$\beta$-reduction $\to_\beta$ is a binary relation on the set $\Lambda$ of $\lambda$-terms. More precisely, $\to_\beta$ is the smallest subset of $\Lambda \times \Lambda$ such that (using the infix the notation):
- $(\lambda x.M)N \to_\beta M\{N/x\}$
- $M \to_\beta N \implies \lambda x.M \to_\beta \lambda x.N$
- $M \to_\beta N \implies LM \to_\beta LN$
- $M \to_\beta N \implies ML \to_\beta NL$
$\beta$-expansion ${}_\beta\!\!\leftarrow$ is nothing but the converse relation (aka inverse relation or transpose) of $\to_\beta$, that is, $${}_\beta\!\!\leftarrow \ = \ \{(M,N) \in \Lambda \times \Lambda \mid N \to_\beta M\} $$ in other words: $M {}_\beta\!\!\leftarrow N \iff N \to_\beta M$. Intuitively, $\beta$-expansion performs a $\beta$-reduction step backwards. In your case, as $(\lambda x.zx)v \to_\beta zv$, then $zv \, {}_\beta\!\!\leftarrow (\lambda x.zx)v$. Note that the same $\lambda$-term can be obtained by performing $\beta$-reduction from two different $\lambda$-terms, such as $zv$ that can be obtained from $(\lambda y.yv)z \to_\beta zv$ and $(\lambda x.zx)v \to_\beta zv$.

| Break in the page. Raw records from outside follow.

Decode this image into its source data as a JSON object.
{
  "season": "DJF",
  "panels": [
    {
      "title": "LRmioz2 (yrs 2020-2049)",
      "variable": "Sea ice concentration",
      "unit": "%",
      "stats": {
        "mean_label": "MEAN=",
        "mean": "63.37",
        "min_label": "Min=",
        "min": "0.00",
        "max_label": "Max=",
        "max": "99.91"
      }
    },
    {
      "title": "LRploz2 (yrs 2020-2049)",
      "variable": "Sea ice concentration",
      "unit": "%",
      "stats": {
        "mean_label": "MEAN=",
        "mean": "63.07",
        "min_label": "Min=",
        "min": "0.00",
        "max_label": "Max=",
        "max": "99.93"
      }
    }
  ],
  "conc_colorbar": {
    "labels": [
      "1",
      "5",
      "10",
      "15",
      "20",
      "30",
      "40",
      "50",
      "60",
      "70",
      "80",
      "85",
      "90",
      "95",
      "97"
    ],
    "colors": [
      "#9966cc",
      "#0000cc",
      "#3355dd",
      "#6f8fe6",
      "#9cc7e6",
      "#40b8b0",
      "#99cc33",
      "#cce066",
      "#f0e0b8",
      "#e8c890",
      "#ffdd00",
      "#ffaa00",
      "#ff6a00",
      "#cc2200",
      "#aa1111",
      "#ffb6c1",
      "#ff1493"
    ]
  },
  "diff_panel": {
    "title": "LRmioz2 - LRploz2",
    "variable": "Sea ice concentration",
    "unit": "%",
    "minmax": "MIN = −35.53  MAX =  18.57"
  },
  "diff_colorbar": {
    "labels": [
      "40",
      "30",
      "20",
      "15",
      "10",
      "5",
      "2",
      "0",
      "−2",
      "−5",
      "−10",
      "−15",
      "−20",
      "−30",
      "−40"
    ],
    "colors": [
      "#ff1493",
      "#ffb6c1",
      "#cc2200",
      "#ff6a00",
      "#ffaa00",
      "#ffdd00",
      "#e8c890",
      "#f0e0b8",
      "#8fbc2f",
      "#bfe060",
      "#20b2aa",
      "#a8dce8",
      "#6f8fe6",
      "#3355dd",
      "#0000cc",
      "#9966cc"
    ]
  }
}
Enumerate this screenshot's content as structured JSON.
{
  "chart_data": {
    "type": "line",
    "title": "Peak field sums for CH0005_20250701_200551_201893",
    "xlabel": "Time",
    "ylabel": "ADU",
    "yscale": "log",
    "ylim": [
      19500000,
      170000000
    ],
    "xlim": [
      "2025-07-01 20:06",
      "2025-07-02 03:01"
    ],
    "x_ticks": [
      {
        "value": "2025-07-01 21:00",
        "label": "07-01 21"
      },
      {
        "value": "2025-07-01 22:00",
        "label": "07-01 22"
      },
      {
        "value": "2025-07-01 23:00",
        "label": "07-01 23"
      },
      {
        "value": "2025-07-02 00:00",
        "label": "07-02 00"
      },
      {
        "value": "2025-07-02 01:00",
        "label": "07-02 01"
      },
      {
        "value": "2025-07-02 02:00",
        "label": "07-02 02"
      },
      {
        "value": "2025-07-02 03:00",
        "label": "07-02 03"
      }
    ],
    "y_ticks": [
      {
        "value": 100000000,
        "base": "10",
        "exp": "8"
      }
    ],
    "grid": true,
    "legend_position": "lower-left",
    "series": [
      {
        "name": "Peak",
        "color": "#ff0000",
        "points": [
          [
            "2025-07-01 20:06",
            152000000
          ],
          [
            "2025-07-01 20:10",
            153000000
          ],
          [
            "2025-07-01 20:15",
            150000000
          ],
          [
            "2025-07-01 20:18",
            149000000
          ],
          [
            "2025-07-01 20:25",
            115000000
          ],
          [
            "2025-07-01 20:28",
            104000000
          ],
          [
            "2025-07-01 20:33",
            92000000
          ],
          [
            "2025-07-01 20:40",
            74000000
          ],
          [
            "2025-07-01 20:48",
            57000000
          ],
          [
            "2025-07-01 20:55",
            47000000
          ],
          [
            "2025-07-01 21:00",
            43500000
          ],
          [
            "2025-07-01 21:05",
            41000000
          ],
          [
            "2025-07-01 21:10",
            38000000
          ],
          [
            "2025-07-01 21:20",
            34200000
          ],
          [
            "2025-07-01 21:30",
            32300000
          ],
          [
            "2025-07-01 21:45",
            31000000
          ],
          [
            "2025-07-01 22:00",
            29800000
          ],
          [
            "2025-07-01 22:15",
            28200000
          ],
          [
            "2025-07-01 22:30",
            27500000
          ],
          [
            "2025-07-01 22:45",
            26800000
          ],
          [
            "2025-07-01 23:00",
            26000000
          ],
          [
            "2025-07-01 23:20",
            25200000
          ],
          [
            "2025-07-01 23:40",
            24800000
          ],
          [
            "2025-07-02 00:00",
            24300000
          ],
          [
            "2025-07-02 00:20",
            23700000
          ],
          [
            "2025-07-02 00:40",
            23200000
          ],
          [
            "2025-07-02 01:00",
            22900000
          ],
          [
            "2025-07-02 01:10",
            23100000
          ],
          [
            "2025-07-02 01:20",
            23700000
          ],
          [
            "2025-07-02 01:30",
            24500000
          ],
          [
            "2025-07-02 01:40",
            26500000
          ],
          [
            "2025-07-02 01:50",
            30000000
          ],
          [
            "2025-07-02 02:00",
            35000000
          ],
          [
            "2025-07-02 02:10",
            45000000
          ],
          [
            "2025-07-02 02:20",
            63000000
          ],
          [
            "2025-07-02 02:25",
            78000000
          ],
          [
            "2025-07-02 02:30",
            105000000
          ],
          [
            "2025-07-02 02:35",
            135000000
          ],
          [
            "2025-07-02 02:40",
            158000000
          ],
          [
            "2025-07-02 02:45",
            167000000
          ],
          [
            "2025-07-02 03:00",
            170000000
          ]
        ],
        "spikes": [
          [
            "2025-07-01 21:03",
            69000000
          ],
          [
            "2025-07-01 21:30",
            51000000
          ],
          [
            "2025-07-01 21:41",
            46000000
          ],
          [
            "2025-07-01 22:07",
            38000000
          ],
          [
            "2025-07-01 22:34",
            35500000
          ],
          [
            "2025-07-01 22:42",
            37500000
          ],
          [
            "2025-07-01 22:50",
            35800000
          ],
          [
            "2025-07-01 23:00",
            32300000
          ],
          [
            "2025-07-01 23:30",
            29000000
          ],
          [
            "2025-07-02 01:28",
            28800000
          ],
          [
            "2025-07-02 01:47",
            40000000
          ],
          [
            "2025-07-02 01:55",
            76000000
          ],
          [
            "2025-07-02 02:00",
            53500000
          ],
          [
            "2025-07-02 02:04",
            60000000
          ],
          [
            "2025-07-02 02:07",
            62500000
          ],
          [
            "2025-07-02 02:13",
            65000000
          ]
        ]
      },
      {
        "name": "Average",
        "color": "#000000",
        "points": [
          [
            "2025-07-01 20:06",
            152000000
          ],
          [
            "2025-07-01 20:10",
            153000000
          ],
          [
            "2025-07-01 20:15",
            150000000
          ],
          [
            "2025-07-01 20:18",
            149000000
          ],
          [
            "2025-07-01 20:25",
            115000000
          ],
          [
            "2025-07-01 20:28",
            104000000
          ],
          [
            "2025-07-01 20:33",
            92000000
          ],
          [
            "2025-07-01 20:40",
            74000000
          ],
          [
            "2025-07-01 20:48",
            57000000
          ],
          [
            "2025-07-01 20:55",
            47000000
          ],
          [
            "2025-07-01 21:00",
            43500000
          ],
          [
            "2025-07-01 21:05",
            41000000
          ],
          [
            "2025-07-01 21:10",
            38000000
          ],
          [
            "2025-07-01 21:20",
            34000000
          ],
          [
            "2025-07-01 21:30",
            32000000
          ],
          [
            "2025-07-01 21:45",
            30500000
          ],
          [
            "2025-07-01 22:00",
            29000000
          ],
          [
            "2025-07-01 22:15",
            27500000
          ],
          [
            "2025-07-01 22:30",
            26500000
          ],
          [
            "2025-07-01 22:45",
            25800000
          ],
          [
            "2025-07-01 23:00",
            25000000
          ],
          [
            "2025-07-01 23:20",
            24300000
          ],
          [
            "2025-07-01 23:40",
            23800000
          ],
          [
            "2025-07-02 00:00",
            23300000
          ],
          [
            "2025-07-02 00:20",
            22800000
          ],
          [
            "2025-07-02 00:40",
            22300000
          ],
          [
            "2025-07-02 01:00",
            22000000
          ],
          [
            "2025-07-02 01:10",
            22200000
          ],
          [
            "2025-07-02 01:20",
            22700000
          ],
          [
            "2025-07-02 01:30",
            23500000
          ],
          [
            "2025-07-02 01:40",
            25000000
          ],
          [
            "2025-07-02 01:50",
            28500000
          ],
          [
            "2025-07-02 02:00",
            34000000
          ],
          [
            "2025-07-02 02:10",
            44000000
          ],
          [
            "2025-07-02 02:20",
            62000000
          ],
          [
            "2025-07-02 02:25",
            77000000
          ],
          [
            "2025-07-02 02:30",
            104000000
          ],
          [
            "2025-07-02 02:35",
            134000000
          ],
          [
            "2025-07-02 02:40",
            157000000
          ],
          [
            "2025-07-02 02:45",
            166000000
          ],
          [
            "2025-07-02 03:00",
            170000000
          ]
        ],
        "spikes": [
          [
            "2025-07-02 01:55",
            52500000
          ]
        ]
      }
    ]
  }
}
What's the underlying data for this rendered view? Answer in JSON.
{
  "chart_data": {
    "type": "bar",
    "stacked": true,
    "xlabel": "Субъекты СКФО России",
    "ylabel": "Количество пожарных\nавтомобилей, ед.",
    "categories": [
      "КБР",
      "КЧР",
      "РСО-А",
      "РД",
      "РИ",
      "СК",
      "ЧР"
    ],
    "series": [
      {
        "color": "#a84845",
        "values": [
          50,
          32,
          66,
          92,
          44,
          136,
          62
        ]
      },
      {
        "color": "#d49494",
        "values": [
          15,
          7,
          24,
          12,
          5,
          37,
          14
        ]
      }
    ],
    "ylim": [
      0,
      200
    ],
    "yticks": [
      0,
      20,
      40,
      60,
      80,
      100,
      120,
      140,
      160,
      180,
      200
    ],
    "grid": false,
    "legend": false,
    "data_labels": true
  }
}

The idea that $\beta$-reduction or $\beta$-expansion "simplifies" a term is quite misleading, unless you define precisely what "simpler" means. Roughly, you can see $\beta$-reduction as a computation step that brings you "closer" to the output of the computation (a $\lambda$-term where there are no more $\beta$-redexes to fire). In this respect, $\beta$-expansion moves you a step "farther" than the output. According to this computational point of view, $\beta$-equivalence $=_\beta$ (that is, the reflexive-transitive closure of $\to_\beta \cup \, {}_\beta\!\!\leftarrow$) just represents two different stages of two computations leading to the same output.